O globo, n. 31692, 14/05/2020. Opinião, p. 2

 

Fraudes na pandemia expõem a degradação das compras públicas

14/05/2020

 

 

No país do mensalão, do petrolão e de tantos outros escândalos superlativos em que os cofres públicos são saqueados sem dó, não deveria ser surpresa a descoberta da que pessoas inescrupulosas estão se aproveitando das compras emergenciais na pandemia para roubar. Mas, mesmo considerando a corrupção endêmica que assola o país há anos, essa prática criminosa assume proporções dantescas, diante das mortes de mais de 13 mil brasileiros pela Covid-19, muitos tendo perdido a vida antes mesmo de ter acesso a um atendimento digno, para ter chances de sobreviver.

Com pouco mais de dois meses de pandemia, os casos de roubalheira já começam a pipocar por todo o país. Operações policiais realizadas em diferentes estados têm trazido à tona dados estarrecedores. No Rio de Janeiro, que concentra o segundo maior número de vítimas pela Covid-19 — já são mais de 18 mil infectados e 2.050 mortos —, a operação Mercadores do Caos, da Polícia Civil e do Ministério Público, já prendeu cinco pessoas. São acusadas de fraudar compras emergenciais de mil respiradores, no valor de R$ 183 milhões. Entre os presos, estão o ex-subsecretário estadual de Saúde Gabriell Neves e o sucessor, Gustavo Borges.

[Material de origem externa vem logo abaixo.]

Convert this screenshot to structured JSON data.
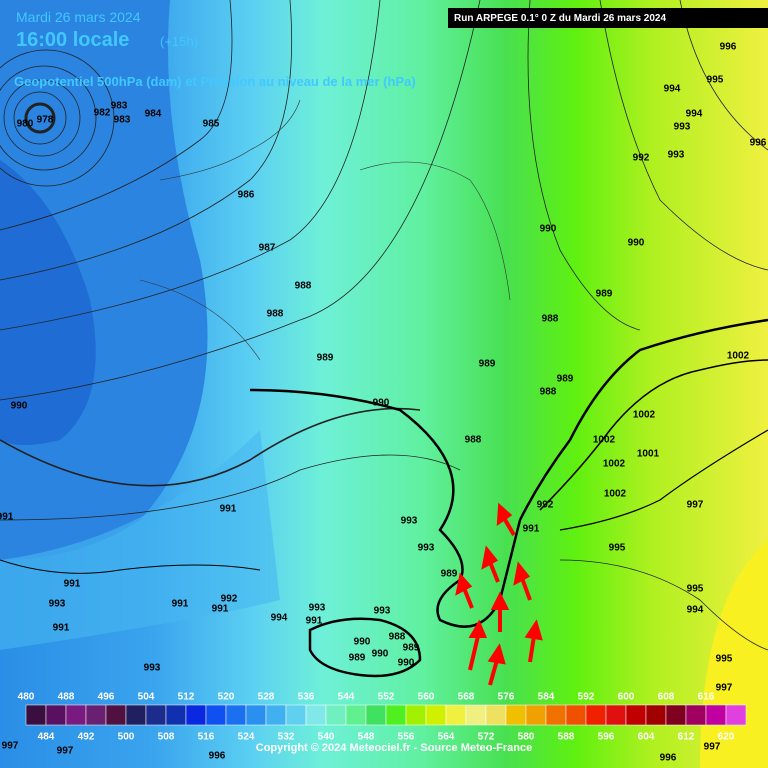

Na semana passada, policiais foram às ruas em quatro estados (Rio, São Paulo, Mato Grosso e Santa Catarina) para cumprir 35 mandados de busca e apreensão contra membros de uma quadrilha suspeita de fraudes na compra de 200 respiradores para Santa Catarina. Em abril, o governo pagou R$ 33 milhões pelos aparelhos, que seriam utilizados em leitos de UTI, mas a encomenda não chegou. O secretário de Saúde que autorizou o negócio, Helton de Souza Zeferino, pediu exoneração.

Esses são apenas alguns exemplos, há muitos outros. Produtos comprados por preços bem acima dos de mercado, respiradores que não chegaram, ou que vieram, mas estão fora das especificações e não podem ser usados etc. Na verdade, a situação de calamidade pública em decorrência da pandemia impõe que os governos façam compras e contratações emergenciais, ou seja sem licitação. E disso, infelizmente, se aproveitam os saqueadores do dinheiro público. Uma demonstração da degradação ética a que se chegou neste mundo de compras do Estado. O fato positivo é que os órgãos de controle e as polícias estão agindo.

Se não há vacina contra desvios de dinheiro público, o único remédio é o acompanhamento dessas compras pelos órgãos de controle, como o MP. Pessoas que tiram proveito de situações trágicas, como a atual, precisam ser processadas e punidas exemplarmente.